Student Team "Does the Right Thing" in International Business Ethics Competition
May 15, 2017
In late April, a team of Isenberg undergraduates excelled in the International Business Ethics Case Competition (IBECC) in Santa Monica. The students—Nikhila Nandgopal, Nicole Moschella, Zachary Gross, and Patrick Bannon—placed first for their 10-minute presentation, second for their 90-minute presentation, and second in the “Ethics Biathlon,” which combined a four mile run with the ethics portion of the competition. The teams’ faculty advisor was Isenberg Senior Law Lecturer Jennifer Merton.

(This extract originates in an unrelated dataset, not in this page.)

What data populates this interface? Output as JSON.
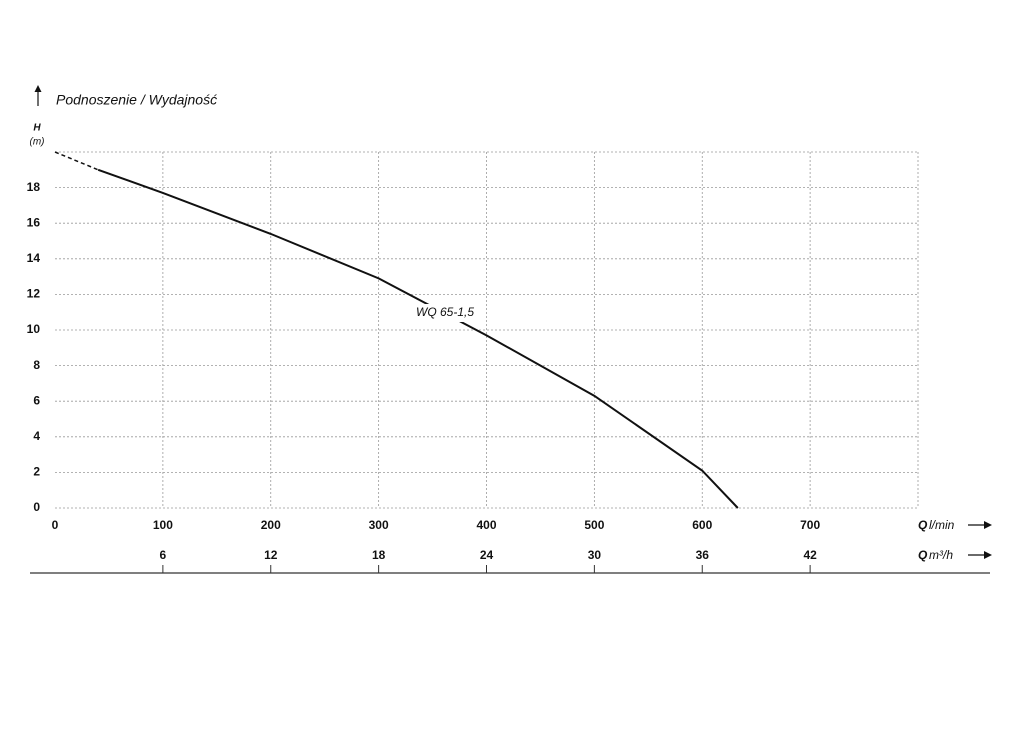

The Isenberg students competed in a field of undergraduate registered teams from 25 colleges and universities. Teams hailed from the University of Illinois, Loyola Marymount, the University of Florida, Texas State, the University of Oxford (UK), the University of Melbourne, and many other schools. The competition also included a graduate-level division.
In the IBECC, student teams generate/choose their own case for exploration. That includes a universe of topics, although for the 2017 competition, the competition encouraged teams to consider two timely issues: gun deaths in the United States and the spread of “fake news” via emerging technologies. Regardless of topic, the competition required that it “relate directly to an issue faced by a company or industry.”
“Our Isenberg team members embodied ethical conduct themselves." For their case, the Isenberg students researched Nestle Waters North America (a division of Nestle), focusing on water scarcity and the ethical conflict between Nestle’s right to extract water and the community’s right to access it. The team’s recommendations advised Nestle on how it could improve its siting and extraction decision making, notably during drought conditions in the communities where it operates. The team also explored securities law reporting trends and recent cases that make truthful reporting ethical, legal, and strategic requirements.
“I was very proud of the team’s hard work and success, but most proud of the genuine regard of its members for one another and for the team as a whole,” recalls Professor Merton. That included, she added, respect for competing teams. “Our Isenberg team members,” she emphasized, “embodied ethical conduct themselves. They will be real assets to the business community as future professionals!”